India has emerged as one of the top three countries in the world where the area under organic agriculture expanded the maximum in 2020, according to latest data.
The total increase under organic cultivation globally in 2020 was 3 million hectares (mh), out of which Argentina accounted for 7,81,000 hectares (up by 21 per cent), followed by Uruguay at 5,89,000 hectares (28 per cent) and India at 3,59,000 hectares (16 per cent), according IFOAM -Organics International data.
Of the world’s total 74.9 mh under organic farming, Australia has the highest at 35.7 mh, whereas India has 2.8 mh. In contrast, out of total 34 lakh organic producers in the world, 16 lakh farmers in India are into certified organic farming.

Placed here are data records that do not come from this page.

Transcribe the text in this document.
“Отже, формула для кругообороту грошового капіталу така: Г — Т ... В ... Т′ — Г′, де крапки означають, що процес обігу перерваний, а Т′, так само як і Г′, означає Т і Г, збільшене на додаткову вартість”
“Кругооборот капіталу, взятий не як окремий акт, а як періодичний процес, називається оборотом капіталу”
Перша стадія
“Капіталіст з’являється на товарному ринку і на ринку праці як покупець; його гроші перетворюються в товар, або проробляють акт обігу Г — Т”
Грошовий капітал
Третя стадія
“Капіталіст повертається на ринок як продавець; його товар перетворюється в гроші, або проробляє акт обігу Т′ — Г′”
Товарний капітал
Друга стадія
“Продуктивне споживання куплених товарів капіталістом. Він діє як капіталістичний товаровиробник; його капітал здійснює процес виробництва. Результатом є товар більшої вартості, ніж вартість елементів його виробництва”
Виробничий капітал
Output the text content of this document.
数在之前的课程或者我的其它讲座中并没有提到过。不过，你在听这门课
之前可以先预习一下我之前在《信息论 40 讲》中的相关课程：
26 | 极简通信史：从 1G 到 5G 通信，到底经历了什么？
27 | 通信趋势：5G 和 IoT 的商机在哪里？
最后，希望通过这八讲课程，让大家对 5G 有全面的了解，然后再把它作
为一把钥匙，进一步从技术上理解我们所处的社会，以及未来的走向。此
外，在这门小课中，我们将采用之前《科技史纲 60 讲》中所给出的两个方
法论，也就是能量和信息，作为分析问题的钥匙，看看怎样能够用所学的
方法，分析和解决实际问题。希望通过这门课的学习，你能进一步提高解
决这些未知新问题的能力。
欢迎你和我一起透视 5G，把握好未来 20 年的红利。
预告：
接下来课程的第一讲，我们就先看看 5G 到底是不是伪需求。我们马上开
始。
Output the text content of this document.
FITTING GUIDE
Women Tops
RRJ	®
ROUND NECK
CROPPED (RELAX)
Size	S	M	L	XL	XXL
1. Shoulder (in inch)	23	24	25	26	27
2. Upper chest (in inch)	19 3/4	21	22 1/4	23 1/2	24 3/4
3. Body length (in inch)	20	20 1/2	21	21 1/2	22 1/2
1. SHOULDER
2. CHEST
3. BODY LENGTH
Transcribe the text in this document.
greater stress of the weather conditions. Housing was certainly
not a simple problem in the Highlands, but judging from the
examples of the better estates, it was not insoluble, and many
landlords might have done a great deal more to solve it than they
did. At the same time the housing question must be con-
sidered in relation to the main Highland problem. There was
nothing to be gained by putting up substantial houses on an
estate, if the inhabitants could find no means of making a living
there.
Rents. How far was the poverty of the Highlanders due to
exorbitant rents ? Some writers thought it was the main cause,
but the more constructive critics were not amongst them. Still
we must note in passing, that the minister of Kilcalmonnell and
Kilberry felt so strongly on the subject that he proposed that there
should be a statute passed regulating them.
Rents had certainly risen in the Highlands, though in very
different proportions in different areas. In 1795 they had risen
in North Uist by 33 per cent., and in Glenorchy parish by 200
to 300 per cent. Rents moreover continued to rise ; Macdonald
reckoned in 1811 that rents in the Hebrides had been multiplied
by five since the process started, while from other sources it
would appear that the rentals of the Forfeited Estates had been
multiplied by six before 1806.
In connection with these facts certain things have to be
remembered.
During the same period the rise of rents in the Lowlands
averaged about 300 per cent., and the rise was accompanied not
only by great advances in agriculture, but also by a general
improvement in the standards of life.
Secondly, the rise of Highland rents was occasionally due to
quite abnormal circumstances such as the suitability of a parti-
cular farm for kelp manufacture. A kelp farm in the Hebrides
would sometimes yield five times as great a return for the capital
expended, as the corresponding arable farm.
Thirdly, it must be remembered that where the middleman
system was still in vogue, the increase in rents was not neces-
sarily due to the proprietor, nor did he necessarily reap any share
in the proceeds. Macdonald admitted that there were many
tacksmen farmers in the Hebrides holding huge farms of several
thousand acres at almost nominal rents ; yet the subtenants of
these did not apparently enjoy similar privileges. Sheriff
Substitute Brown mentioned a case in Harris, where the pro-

Experts said unless and until the government takes concrete steps, the growth in organic agriculture may not see any significant improvement. Issues such as the certification process and its costs are key to the growth and there is no one particular department or agency for it. Works are fragmented and span across several organisations and ministries, experts said.
Aid for farmers
As reported by businessline in December 2022, the Cabinet is yet to approve Agriculture Ministry’s ₹2,481-crore proposal to launch the National Mission on Natural Farming (NMNF). The mission is supposed to be implemented from the current fiscal until 2025-26, with a target to bring on fold 7.5 lakh farmers to practice non-chemical natural farming on 7.5 lakh hectares. Under the scheme, farmers will get a maximum of ₹15,000/hectare (until 2025-26) depending on loss in income, if any, after switching over to natural farming.
The target realisation of enrolling 7.5 lakh farmers will take at least four years since the entire process of capacity building of farmers through formation of clusters, their certification and also organising them as FPOs is very slow, officials said. Since certification will also be there for these farmers, experts wonder how these products would get exported unless they are labelled as ‘organic.
For the export purpose, the government needs to take a call on branding under either organic or natural farming or some other name so that no one gets confused and the crops receive better prices in the market, said an expert.